SAA Pilots’ Association loses Labour Court bid to interdict lockout
Two weeks ago, SAA issued a formal lockout notice warning nearly 400 pilots would not be allowed to access their workplace until they agreed to new terms and conditions for employment.
JOHANNESBURG - The Labour Court on Tuesday dismissed the South African Airways Pilots’ Association’s (Saapa) application to interdict a lockout by the airline and declare it unlawful.
Two weeks ago, SAA issued a formal lockout notice warning nearly 400 pilots would not be allowed to access their workplace until they agreed to new terms and conditions for employment as part of efforts to rescue the airline.
SAA was placed in business rescue over a year ago, with a rescue plan being adopted in July that involved mass retrenchments.

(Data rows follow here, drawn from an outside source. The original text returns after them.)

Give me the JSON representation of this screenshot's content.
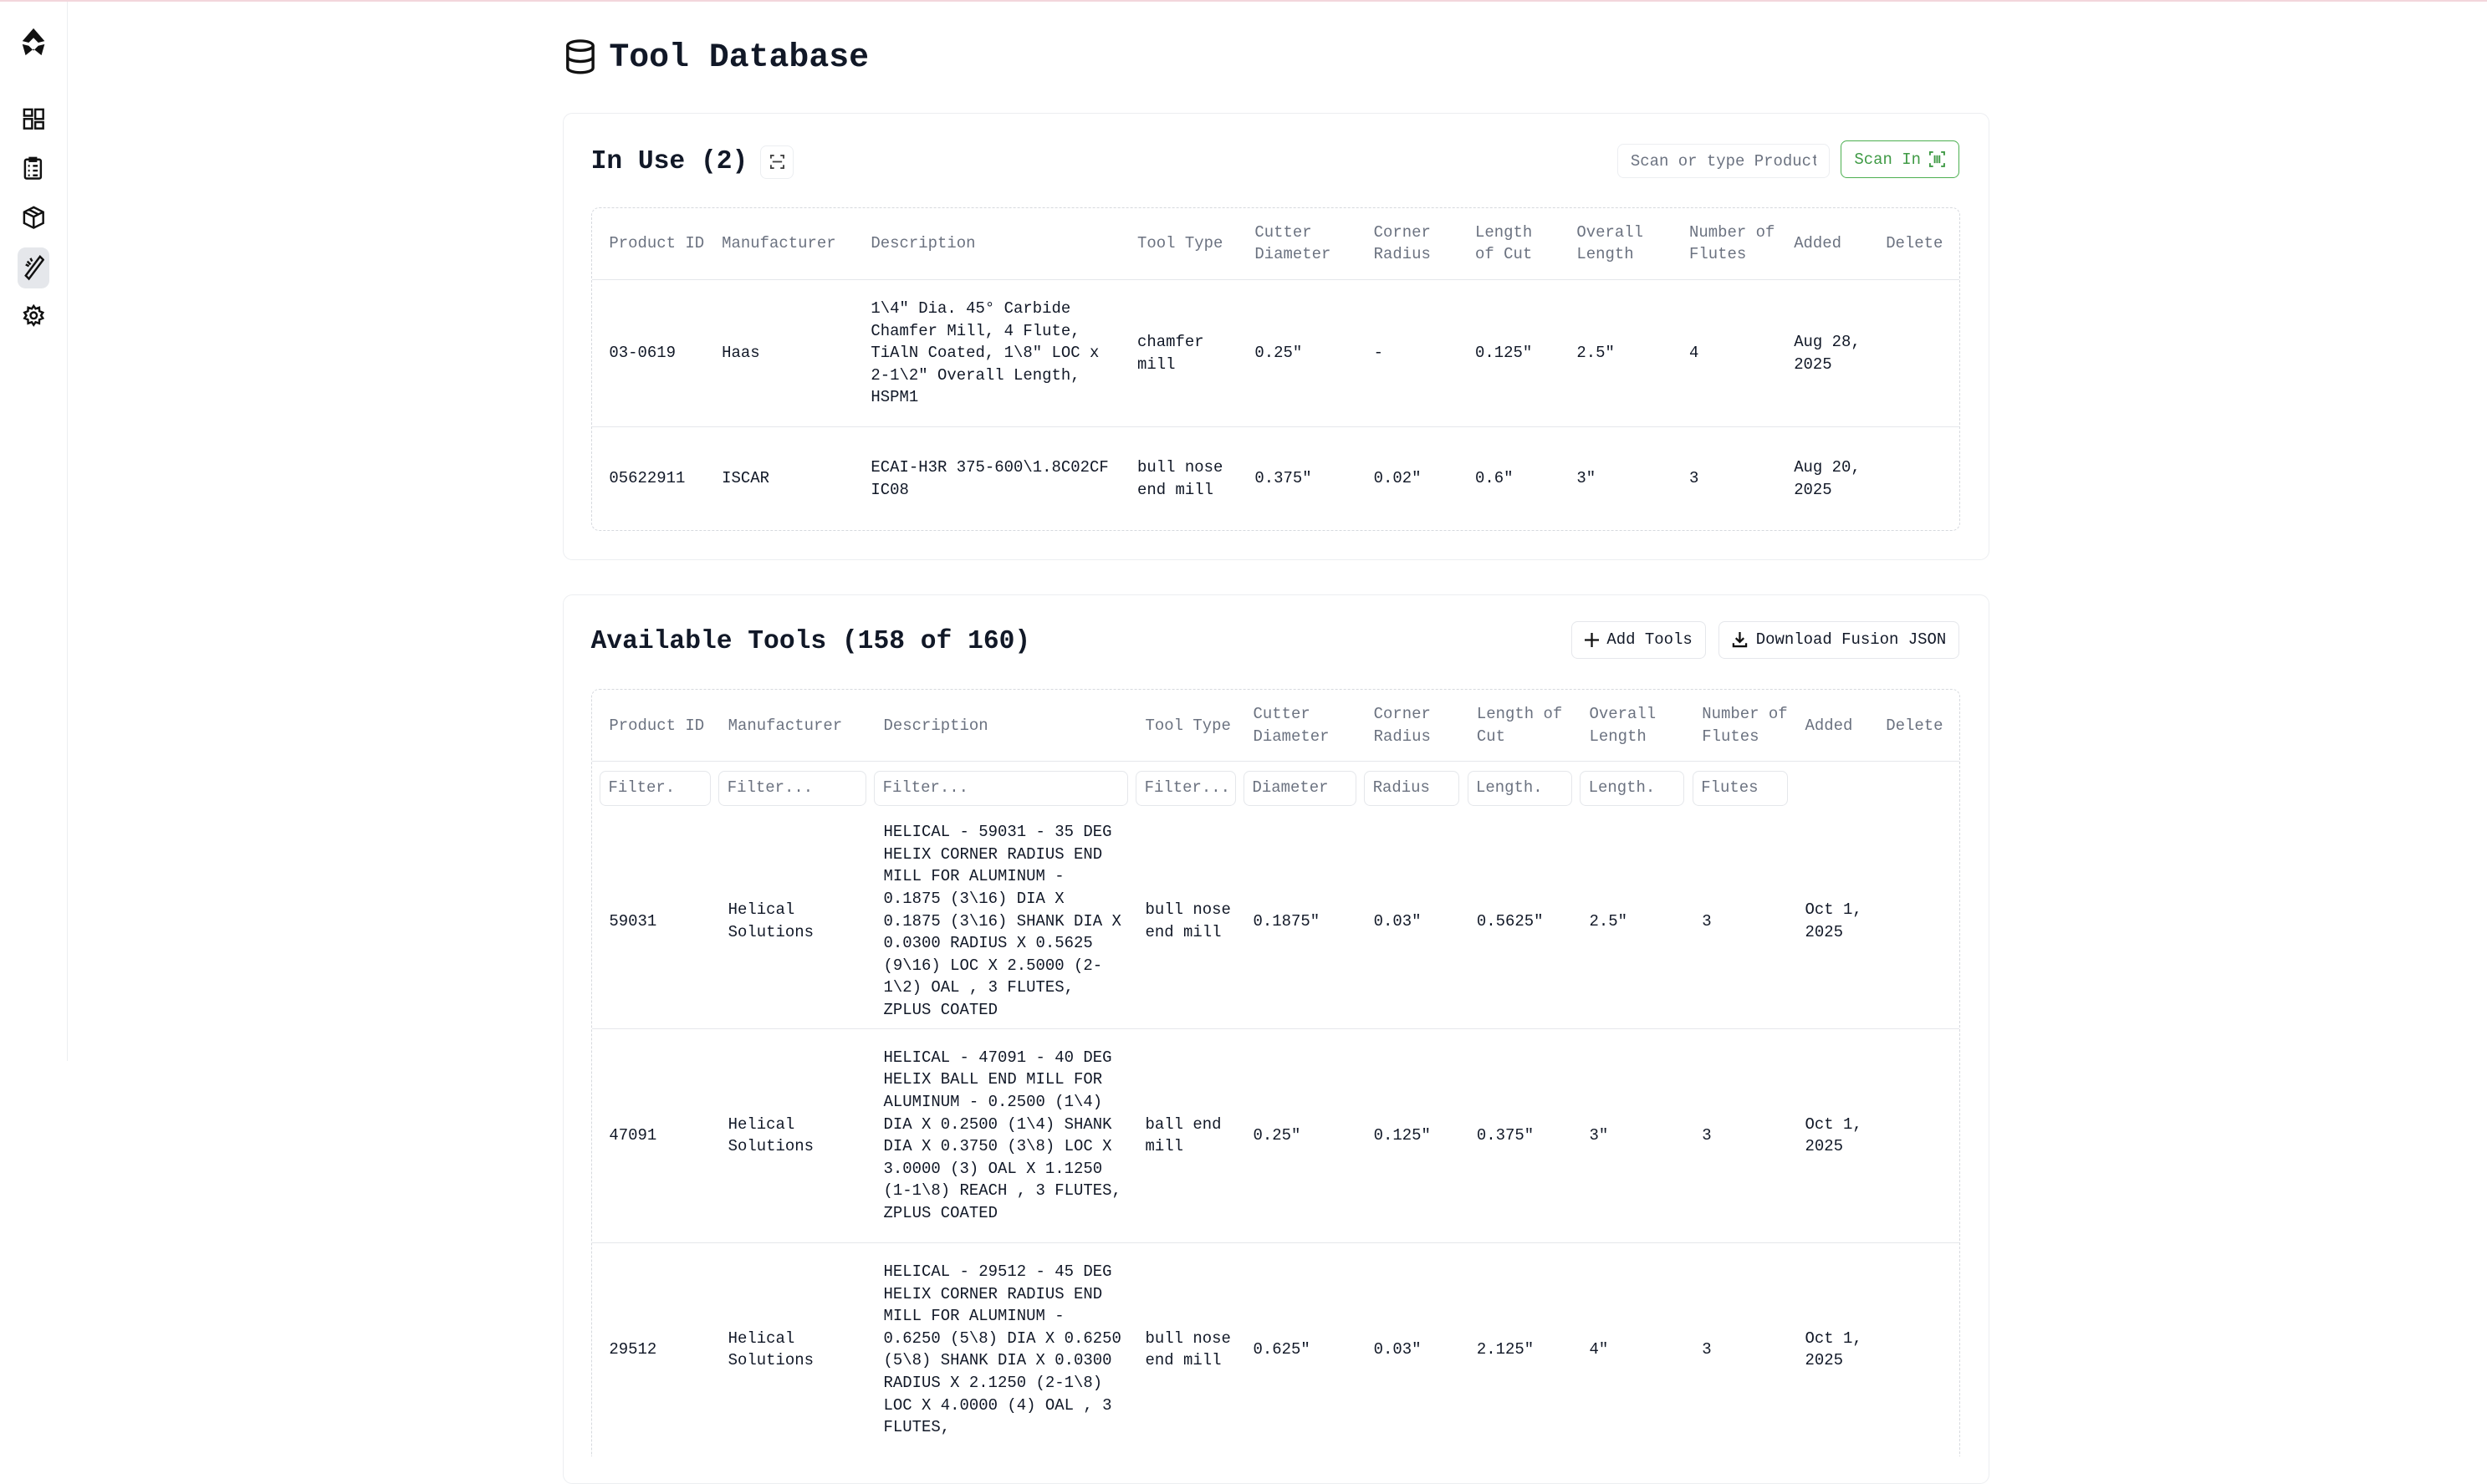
{
  "page": {
    "title": "Tool Database",
    "title_icon": "database-icon"
  },
  "sidebar": {
    "items": [
      {
        "name": "logo",
        "icon": "logo-icon"
      },
      {
        "name": "dashboard",
        "icon": "grid-icon"
      },
      {
        "name": "checklist",
        "icon": "clipboard-icon"
      },
      {
        "name": "inventory",
        "icon": "box-icon"
      },
      {
        "name": "tools",
        "icon": "tool-icon",
        "active": true
      },
      {
        "name": "settings",
        "icon": "gear-icon"
      }
    ]
  },
  "in_use": {
    "title": "In Use (2)",
    "scan_placeholder": "Scan or type Product",
    "scan_button": "Scan In",
    "accent": "#3f9a45",
    "columns": [
      "Product ID",
      "Manufacturer",
      "Description",
      "Tool Type",
      "Cutter Diameter",
      "Corner Radius",
      "Length of Cut",
      "Overall Length",
      "Number of Flutes",
      "Added",
      "Delete"
    ],
    "rows": [
      [
        "03-0619",
        "Haas",
        "1\\4\" Dia. 45° Carbide Chamfer Mill, 4 Flute, TiAlN Coated, 1\\8\" LOC x 2-1\\2\" Overall Length, HSPM1",
        "chamfer mill",
        "0.25\"",
        "-",
        "0.125\"",
        "2.5\"",
        "4",
        "Aug 28, 2025",
        ""
      ],
      [
        "05622911",
        "ISCAR",
        "ECAI-H3R 375-600\\1.8C02CF IC08",
        "bull nose end mill",
        "0.375\"",
        "0.02\"",
        "0.6\"",
        "3\"",
        "3",
        "Aug 20, 2025",
        ""
      ]
    ]
  },
  "available": {
    "title": "Available Tools (158 of 160)",
    "add_button": "Add Tools",
    "download_button": "Download Fusion JSON",
    "columns": [
      "Product ID",
      "Manufacturer",
      "Description",
      "Tool Type",
      "Cutter Diameter",
      "Corner Radius",
      "Length of Cut",
      "Overall Length",
      "Number of Flutes",
      "Added",
      "Delete"
    ],
    "filters": [
      "Filter.",
      "Filter...",
      "Filter...",
      "Filter...",
      "Diameter",
      "Radius",
      "Length.",
      "Length.",
      "Flutes"
    ],
    "rows": [
      [
        "59031",
        "Helical Solutions",
        "HELICAL - 59031 - 35 DEG HELIX CORNER RADIUS END MILL FOR ALUMINUM - 0.1875 (3\\16) DIA X 0.1875 (3\\16) SHANK DIA X 0.0300 RADIUS X 0.5625 (9\\16) LOC X 2.5000 (2-1\\2) OAL , 3 FLUTES, ZPLUS COATED",
        "bull nose end mill",
        "0.1875\"",
        "0.03\"",
        "0.5625\"",
        "2.5\"",
        "3",
        "Oct 1, 2025",
        ""
      ],
      [
        "47091",
        "Helical Solutions",
        "HELICAL - 47091 - 40 DEG HELIX BALL END MILL FOR ALUMINUM - 0.2500 (1\\4) DIA X 0.2500 (1\\4) SHANK DIA X 0.3750 (3\\8) LOC X 3.0000 (3) OAL X 1.1250 (1-1\\8) REACH , 3 FLUTES, ZPLUS COATED",
        "ball end mill",
        "0.25\"",
        "0.125\"",
        "0.375\"",
        "3\"",
        "3",
        "Oct 1, 2025",
        ""
      ],
      [
        "29512",
        "Helical Solutions",
        "HELICAL - 29512 - 45 DEG HELIX CORNER RADIUS END MILL FOR ALUMINUM - 0.6250 (5\\8) DIA X 0.6250 (5\\8) SHANK DIA X 0.0300 RADIUS X 2.1250 (2-1\\8) LOC X 4.0000 (4) OAL , 3 FLUTES,",
        "bull nose end mill",
        "0.625\"",
        "0.03\"",
        "2.125\"",
        "4\"",
        "3",
        "Oct 1, 2025",
        ""
      ]
    ]
  }
}
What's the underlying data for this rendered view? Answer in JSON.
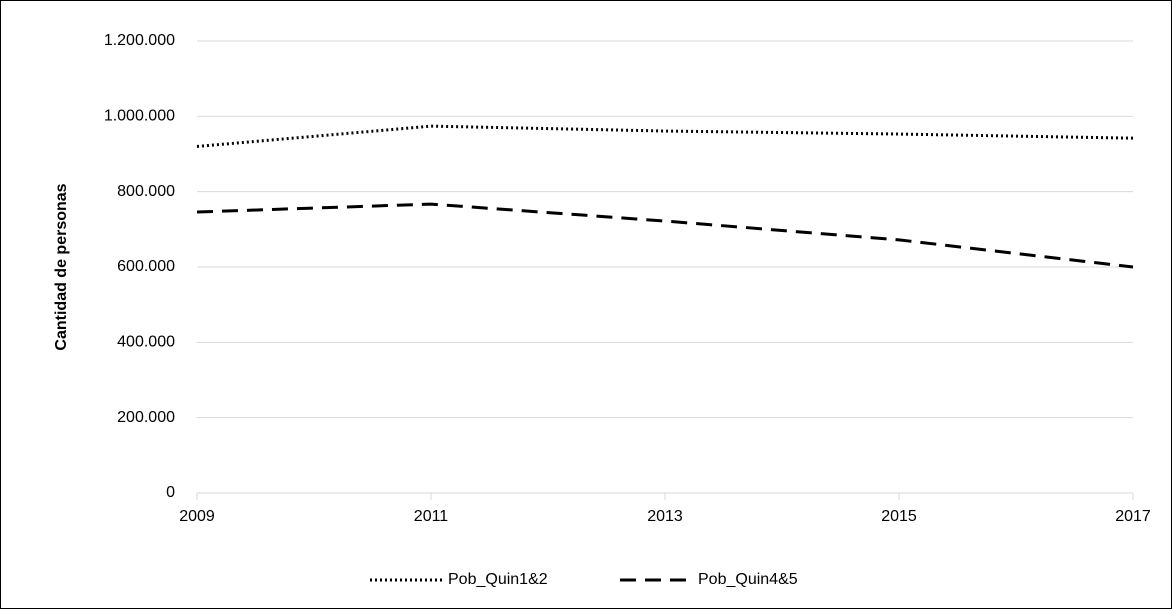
{
  "chart_data": {
    "type": "line",
    "y_label": "Cantidad de personas",
    "x": [
      2009,
      2011,
      2013,
      2015,
      2017
    ],
    "series": [
      {
        "name": "Pob_Quin1&2",
        "color": "#000000",
        "dash": "dotted",
        "values": [
          920000,
          974000,
          961000,
          953000,
          942000
        ]
      },
      {
        "name": "Pob_Quin4&5",
        "color": "#000000",
        "dash": "dashed",
        "values": [
          746000,
          767000,
          722000,
          672000,
          600000
        ]
      }
    ],
    "xlim": [
      2009,
      2017
    ],
    "xticks": [
      2009,
      2011,
      2013,
      2015,
      2017
    ],
    "ylim": [
      0,
      1200000
    ],
    "yticks": [
      0,
      {
        "value": 200000,
        "label": "200.000"
      },
      {
        "value": 400000,
        "label": "400.000"
      },
      {
        "value": 600000,
        "label": "600.000"
      },
      {
        "value": 800000,
        "label": "800.000"
      },
      {
        "value": 1000000,
        "label": "1.000.000"
      },
      {
        "value": 1200000,
        "label": "1.200.000"
      }
    ],
    "grid": true,
    "legend": "bottom"
  }
}
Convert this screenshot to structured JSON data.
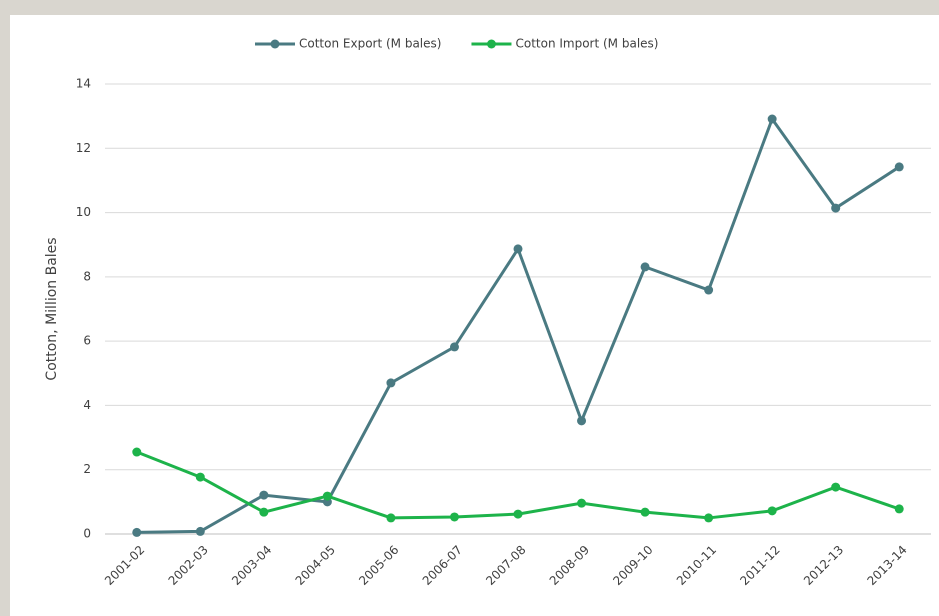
{
  "chart_data": {
    "type": "line",
    "y_label": "Cotton, Million Bales",
    "categories": [
      "2001-02",
      "2002-03",
      "2003-04",
      "2004-05",
      "2005-06",
      "2006-07",
      "2007-08",
      "2008-09",
      "2009-10",
      "2010-11",
      "2011-12",
      "2012-13",
      "2013-14"
    ],
    "series": [
      {
        "name": "Cotton Export (M bales)",
        "color": "#4a7a82",
        "values": [
          0.05,
          0.08,
          1.21,
          1.0,
          4.7,
          5.82,
          8.87,
          3.52,
          8.31,
          7.59,
          12.91,
          10.14,
          11.42
        ]
      },
      {
        "name": "Cotton Import (M bales)",
        "color": "#1db34a",
        "values": [
          2.55,
          1.77,
          0.68,
          1.18,
          0.5,
          0.53,
          0.62,
          0.96,
          0.68,
          0.5,
          0.72,
          1.46,
          0.78
        ]
      }
    ],
    "ylim": [
      0,
      14
    ],
    "yticks": [
      0,
      2,
      4,
      6,
      8,
      10,
      12,
      14
    ],
    "grid": true,
    "legend": "top"
  }
}
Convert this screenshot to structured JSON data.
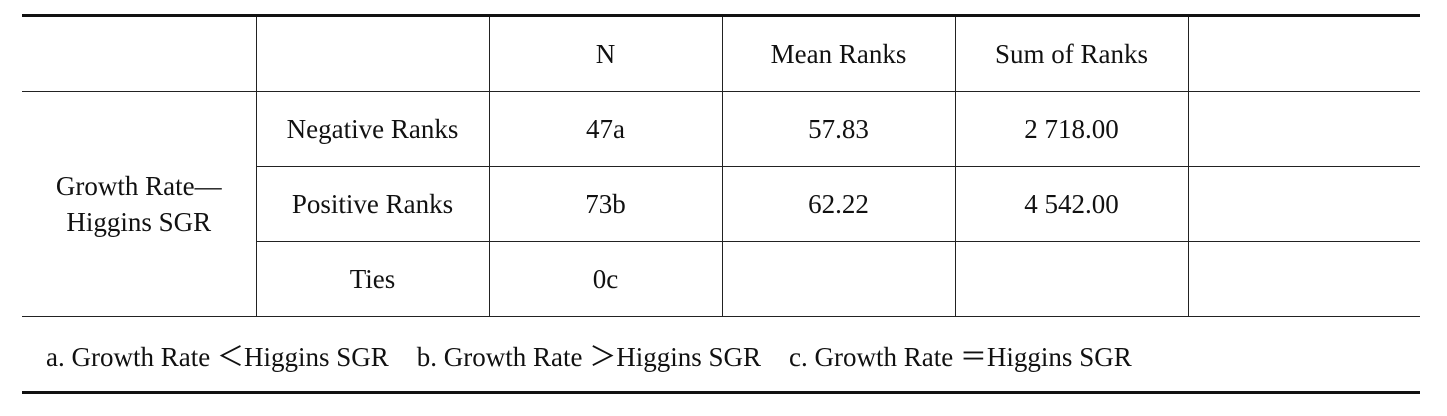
{
  "table": {
    "header": [
      "N",
      "Mean Ranks",
      "Sum of Ranks"
    ],
    "group_label": [
      "Growth Rate—",
      "Higgins SGR"
    ],
    "rows": [
      {
        "label": "Negative Ranks",
        "n": "47a",
        "mean": "57.83",
        "sum": "2 718.00"
      },
      {
        "label": "Positive Ranks",
        "n": "73b",
        "mean": "62.22",
        "sum": "4 542.00"
      },
      {
        "label": "Ties",
        "n": "0c"
      }
    ],
    "notes": [
      "a. Growth Rate ＜Higgins SGR",
      "b. Growth Rate ＞Higgins SGR",
      "c. Growth Rate ＝Higgins SGR"
    ]
  }
}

It also included changes to terms and conditions of employment for those who still have jobs, which Saapa is opposed to.
Business rescue practitioner Siviwe Dongwana said they were pleased that the courts sided with them, finding those tasked with saving the cash-strapped airline had complied with the Labour Relations Act in terms of implementing the lockout.
Labour Court Judge J van Niekerk said in his judgment that the lockout by SAA did not constitute a suspension of the pilot’s employment contracts.
Van Niekerk stated that a business rescue practitioner could engage in collective bargaining and initiate any legitimate economic pressure to press for proposed changes to employment terms.
Dongwana claimed Saapa was refusing to compromise on its 1997 regulating agreement, while other employees were making an effort to help create a new sustainable airline.
Saapa was not yet been available for comment.